Place the 9-card pile on the table and tell your friend that we’ve done the “spell” but we need to make sure that we add the “magic.” Maybe pretend to sprinkle some fairy dust or pretend to meditate on the question, whatever. Then tell your friend that you’re going to spell out “Magic.” Pick up the pile of cards, say “M,” and take the top card of the pile and put it face down on the table. Repeat for “A,” “G,” and “I” — but not “C.” For the C, you’re going to take the top card of the pile and place it face up on the table.

Ta-da! If you did the trick right, that will be your friend’s card.

# The Now I Know Week In Review

Monday: The Great Red Delicious Bailout of 2000: “Big Apple” doesn’t mean New York, at least not in this case.

Tuesday: Why We Eat Popcorn at the Movies: The snack is now a deeply-rooted part of the movie theater experience… but why?

Wednesday: The Jail With a Built-in Breakout Plan: I still can’t believe this happened.

Thursday: How the Cold War Brought Us Closer to a Galaxy Far, Far Away: R2-D2, it is you, it is you!

# And some other things you should check out:

Some long reads for the weekend:

1) “Fishing for Scallops When the Scallops Are Nearly All Dead“ (New York Times, 9 minutes, January 2024). The subhead: “Bay scallops brought prosperity and community to the people of Shelter Island. Today, most of the scallops are gone, but some fishermen haven’t given up hope.” This story is what Billy Joel’s “The Downeaster ‘Alexa’” would be if it were turned into a long form piece of reporting.

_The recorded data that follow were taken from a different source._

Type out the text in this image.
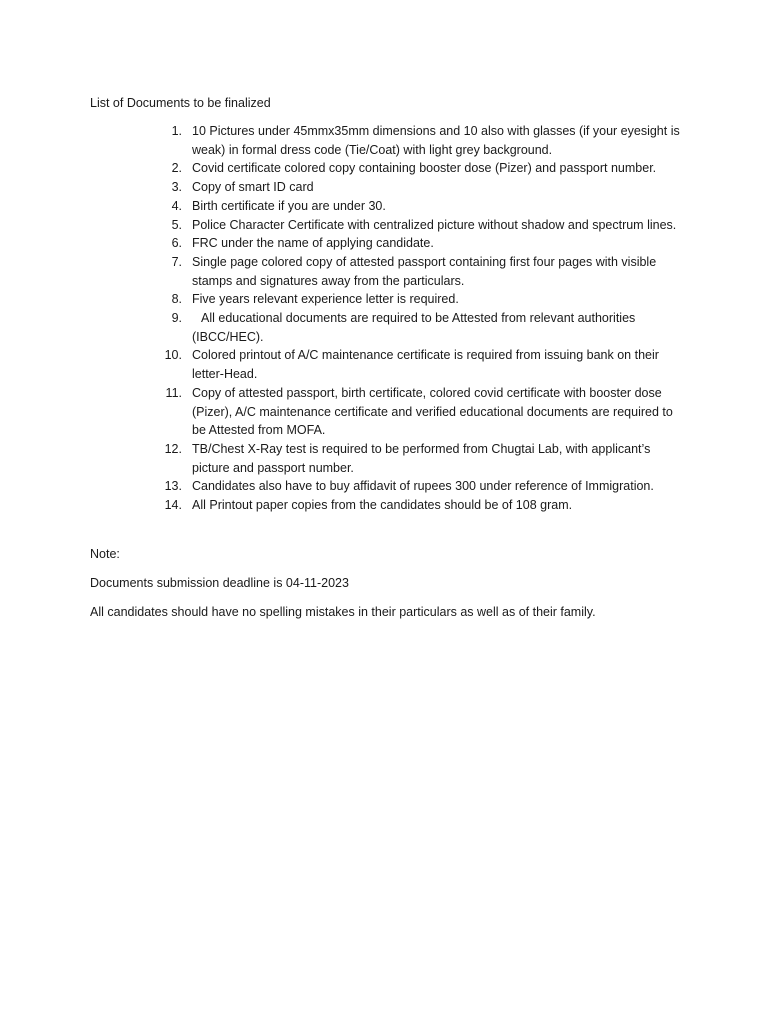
List of Documents to be finalized
1. 10 Pictures under 45mmx35mm dimensions and 10 also with glasses (if your eyesight is weak) in formal dress code (Tie/Coat) with light grey background.
2. Covid certificate colored copy containing booster dose (Pizer) and passport number.
3. Copy of smart ID card
4. Birth certificate if you are under 30.
5. Police Character Certificate with centralized picture without shadow and spectrum lines.
6. FRC under the name of applying candidate.
7. Single page colored copy of attested passport containing first four pages with visible stamps and signatures away from the particulars.
8. Five years relevant experience letter is required.
9.	All educational documents are required to be Attested from relevant authorities (IBCC/HEC).
10. Colored printout of A/C maintenance certificate is required from issuing bank on their letter-Head.
11. Copy of attested passport, birth certificate, colored covid certificate with booster dose (Pizer), A/C maintenance certificate and verified educational documents are required to be Attested from MOFA.
12. TB/Chest X-Ray test is required to be performed from Chugtai Lab, with applicant’s picture and passport number.
13. Candidates also have to buy affidavit of rupees 300 under reference of Immigration.
14. All Printout paper copies from the candidates should be of 108 gram.
Note:
Documents submission deadline is 04-11-2023
All candidates should have no spelling mistakes in their particulars as well as of their family.
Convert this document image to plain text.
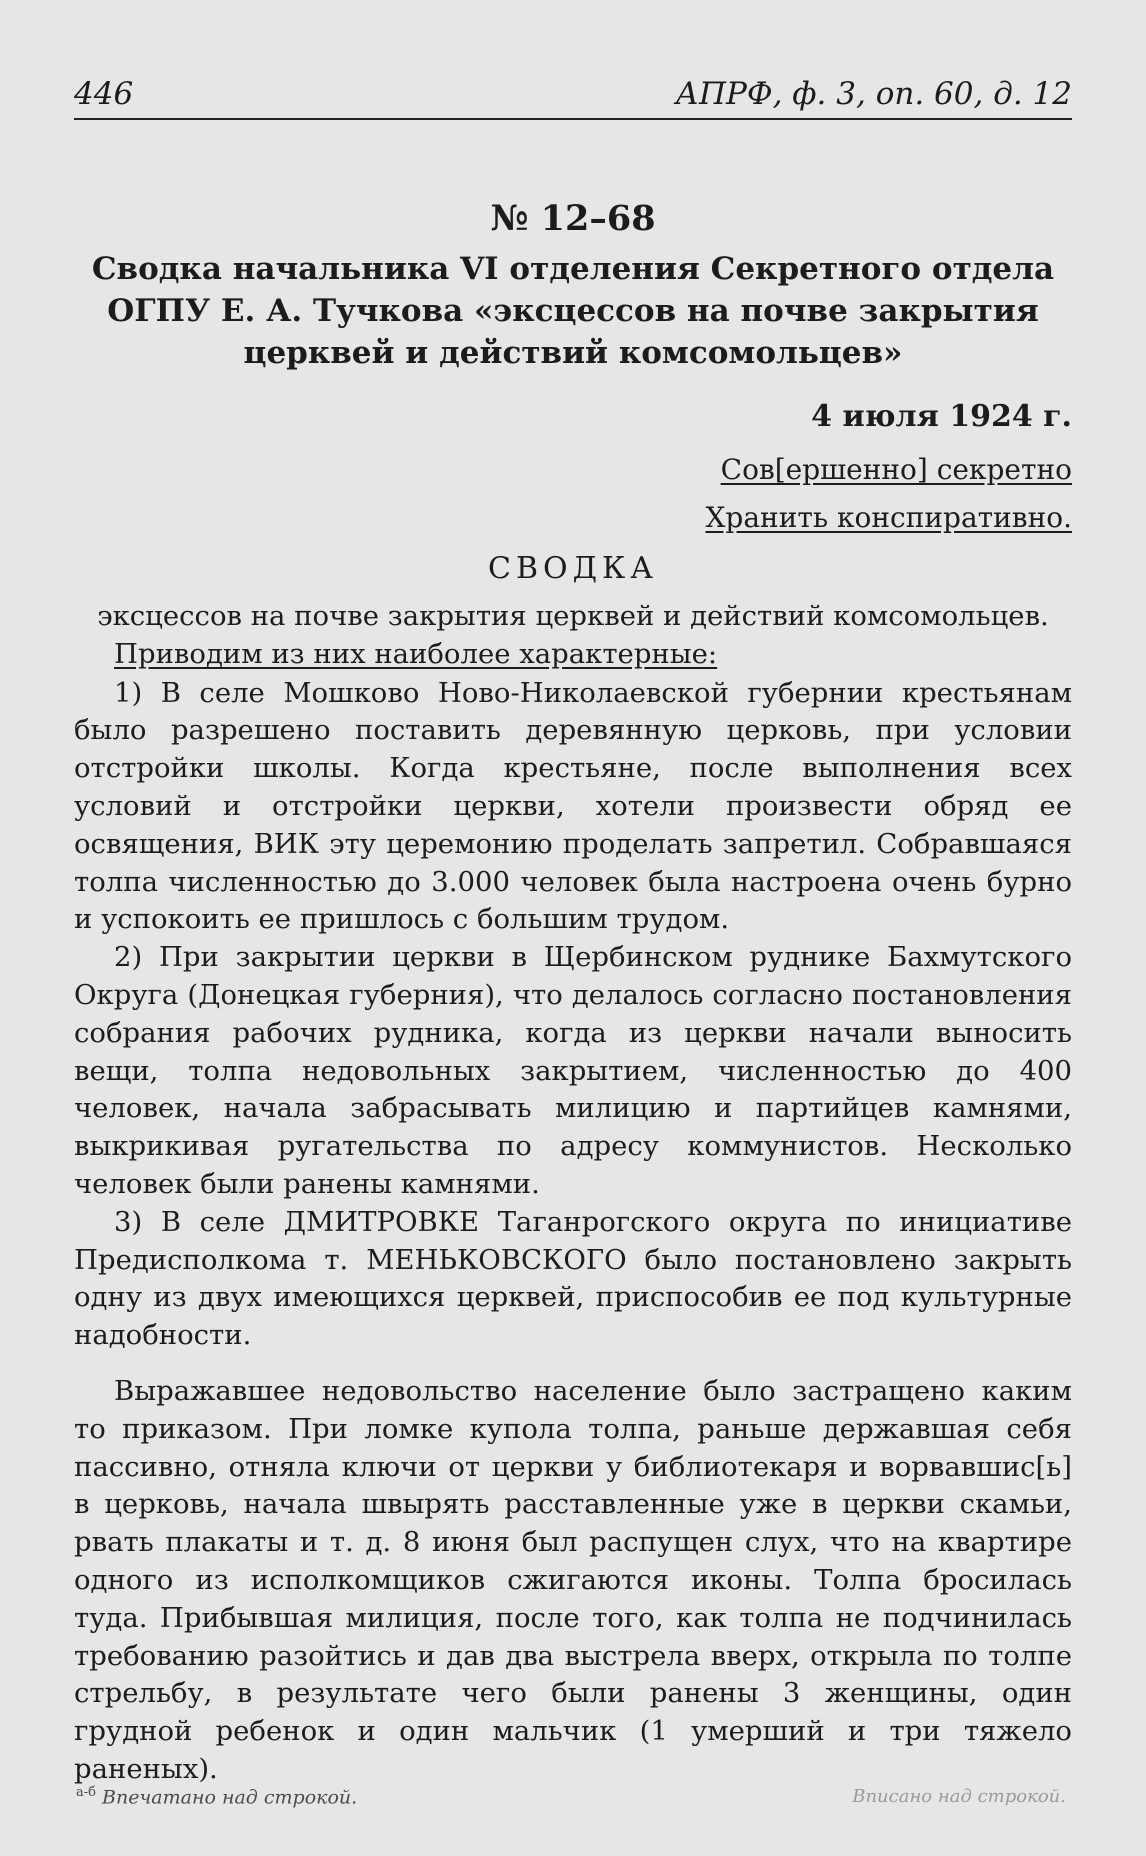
446	АПРФ, ф. 3, оп. 60, д. 12
№ 12–68
Сводка начальника VI отделения Секретного отдела
ОГПУ Е. А. Тучкова «эксцессов на почве закрытия
церквей и действий комсомольцев»
4 июля 1924 г.
Сов[ершенно] секретно
Хранить конспиративно.
СВОДКА

эксцессов на почве закрытия церквей и действий комсомольцев.

Приводим из них наиболее характерные:

1) В селе Мошково Ново-Николаевской губернии крестьянам было разрешено поставить деревянную церковь, при условии отстройки школы. Когда крестьяне, после выполнения всех условий и отстройки церкви, хотели произвести обряд ее освящения, ВИК эту церемонию проделать запретил. Собравшаяся толпа численностью до 3.000 человек была настроена очень бурно и успокоить ее пришлось с большим трудом.

2) При закрытии церкви в Щербинском руднике Бахмутского Округа (Донецкая губерния), что делалось согласно постановления собрания рабочих рудника, когда из церкви начали выносить вещи, толпа недовольных закрытием, численностью до 400 человек, начала забрасывать милицию и партийцев камнями, выкрикивая ругательства по адресу коммунистов. Несколько человек были ранены камнями.

3) В селе ДМИТРОВКЕ Таганрогского округа по инициативе Предисполкома т. МЕНЬКОВСКОГО было постановлено закрыть одну из двух имеющихся церквей, приспособив ее под культурные надобности.

Выражавшее недовольство население было застращено каким то приказом. При ломке купола толпа, раньше державшая себя пассивно, отняла ключи от церкви у библиотекаря и ворвавшис[ь] в церковь, начала швырять расставленные уже в церкви скамьи, рвать плакаты и т. д. 8 июня был распущен слух, что на квартире одного из исполкомщиков сжигаются иконы. Толпа бросилась туда. Прибывшая милиция, после того, как толпа не подчинилась требованию разойтись и дав два выстрела вверх, открыла по толпе стрельбу, в результате чего были ранены 3 женщины, один грудной ребенок и один мальчик (1 умерший и три тяжело раненых).

$^{а-б}$ Впечатано над строкой.	Вписано над строкой.
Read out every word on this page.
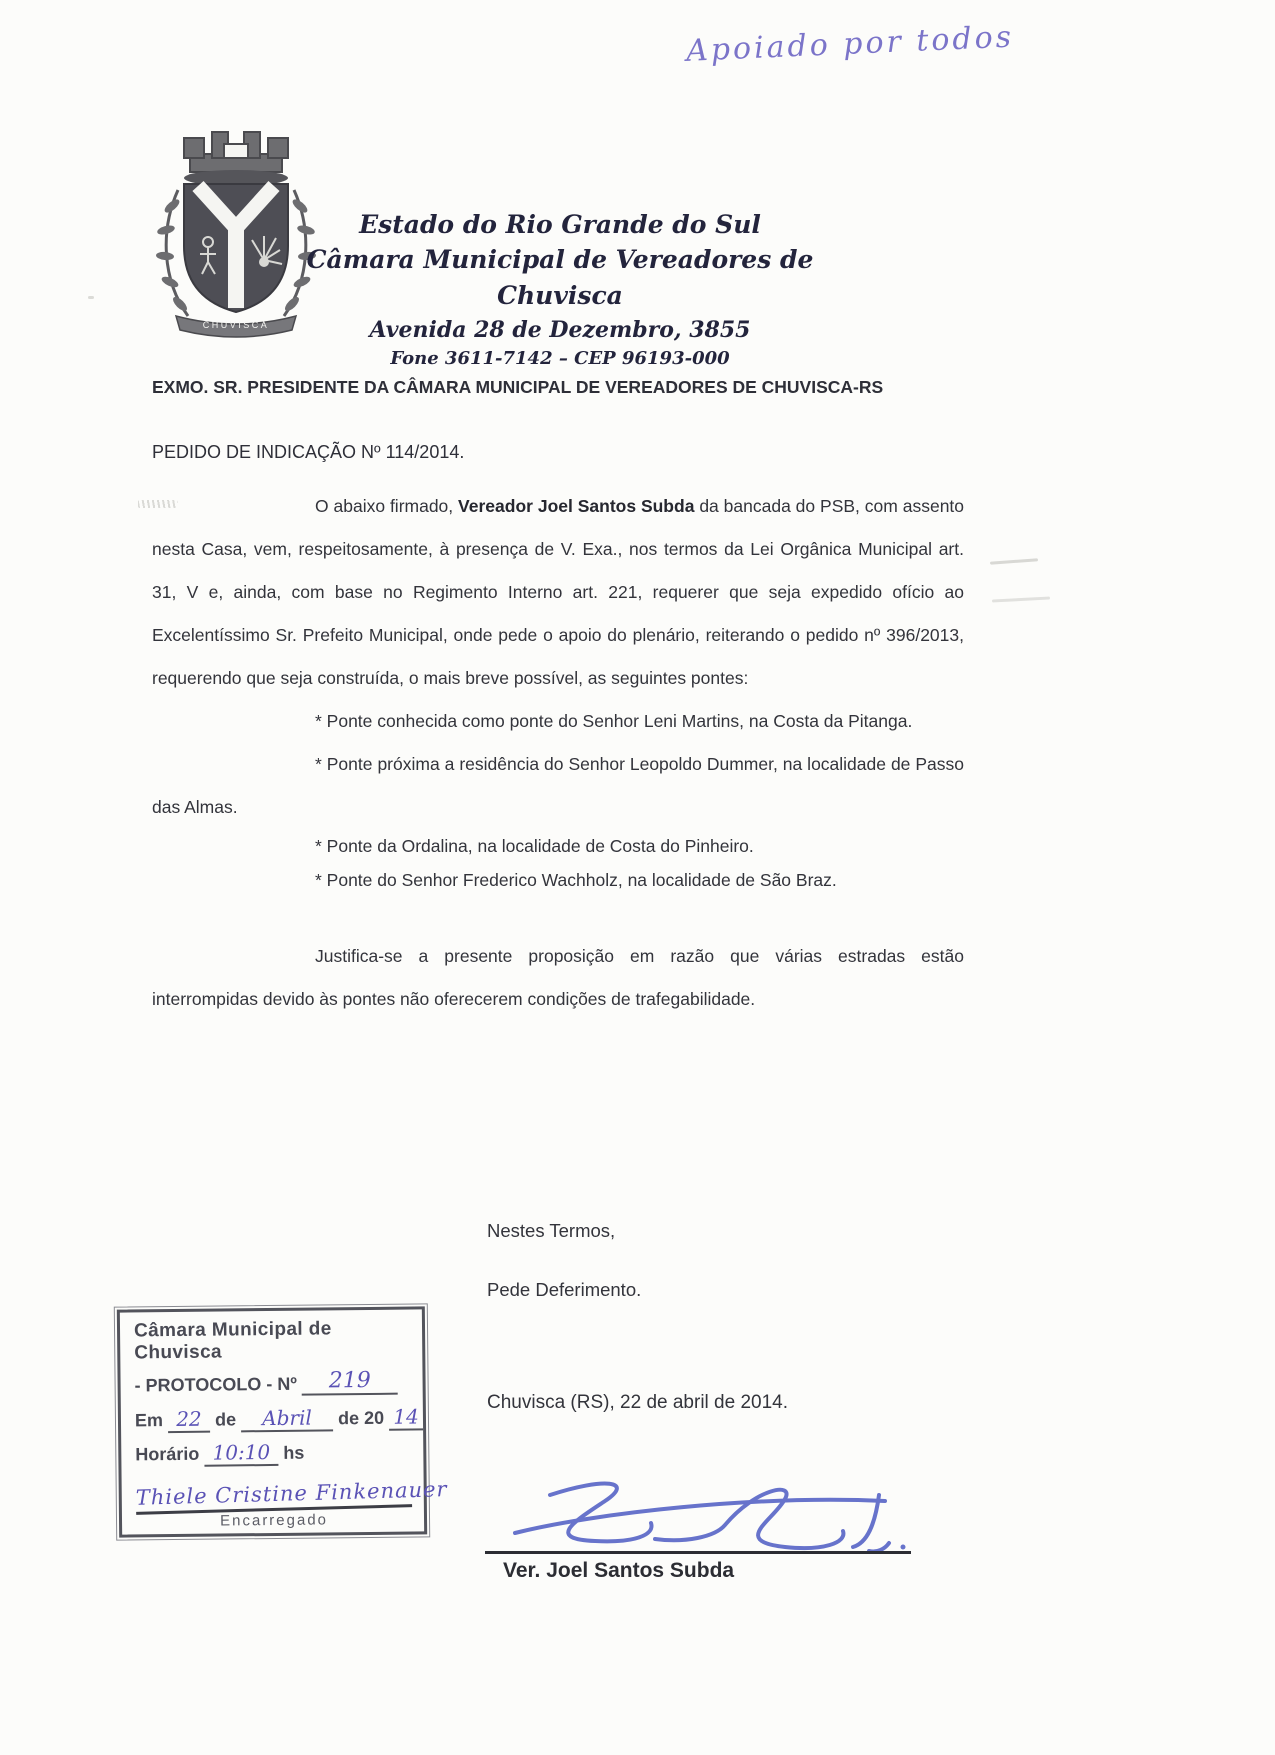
Apoiado por todos
CHUVISCA
Estado do Rio Grande do Sul
Câmara Municipal de Vereadores de Chuvisca
Avenida 28 de Dezembro, 3855
Fone 3611-7142 – CEP 96193-000
EXMO. SR. PRESIDENTE DA CÂMARA MUNICIPAL DE VEREADORES DE CHUVISCA-RS
PEDIDO DE INDICAÇÃO Nº 114/2014.

O abaixo firmado, Vereador Joel Santos Subda da bancada do PSB, com assento nesta Casa, vem, respeitosamente, à presença de V. Exa., nos termos da Lei Orgânica Municipal art. 31, V e, ainda, com base no Regimento Interno art. 221, requerer que seja expedido ofício ao Excelentíssimo Sr. Prefeito Municipal, onde pede o apoio do plenário, reiterando o pedido nº 396/2013, requerendo que seja construída, o mais breve possível, as seguintes pontes:

* Ponte conhecida como ponte do Senhor Leni Martins, na Costa da Pitanga.

* Ponte próxima a residência do Senhor Leopoldo Dummer, na localidade de Passo das Almas.

* Ponte da Ordalina, na localidade de Costa do Pinheiro.

* Ponte do Senhor Frederico Wachholz, na localidade de São Braz.

Justifica-se a presente proposição em razão que várias estradas estão interrompidas devido às pontes não oferecerem condições de trafegabilidade.

Nestes Termos,
Pede Deferimento.
Câmara Municipal de Chuvisca
- PROTOCOLO - Nº 219
Em 22 de Abril de 20 14
Horário 10:10 hs
Thiele Cristine Finkenauer
Encarregado
Chuvisca (RS), 22 de abril de 2014.
Ver. Joel Santos Subda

2) “They Hacked McDonald’s Ice Cream Machines—and Started a Cold War” (Wired, 26 minutes, April 2021). McDonald’s soft serve icre cream machines tend to break often, and one fan of the frozen dessert, a guy named Jeremy O’Sullivan, decided to investigate why. he claims to have discovered a way to access the machines’ diagnostic menu, and in doing so, can monitor the machines whenever he goes to get a Big Mac. And he thinks that there’s something fishy going on with the broken machines:

The secret menu reveals a business model that goes beyond a right-to-repair issue, O’Sullivan argues. It represents, as he describes it, nothing short of a milkshake shakedown: Sell franchisees a complicated and fragile machine. Prevent them from figuring out why it constantly breaks. Take a cut of the distributors’ profit from the repairs. “It’s a huge money maker to have a customer that’s purposefully, intentionally blind and unable to make very fundamental changes to their own equipment.”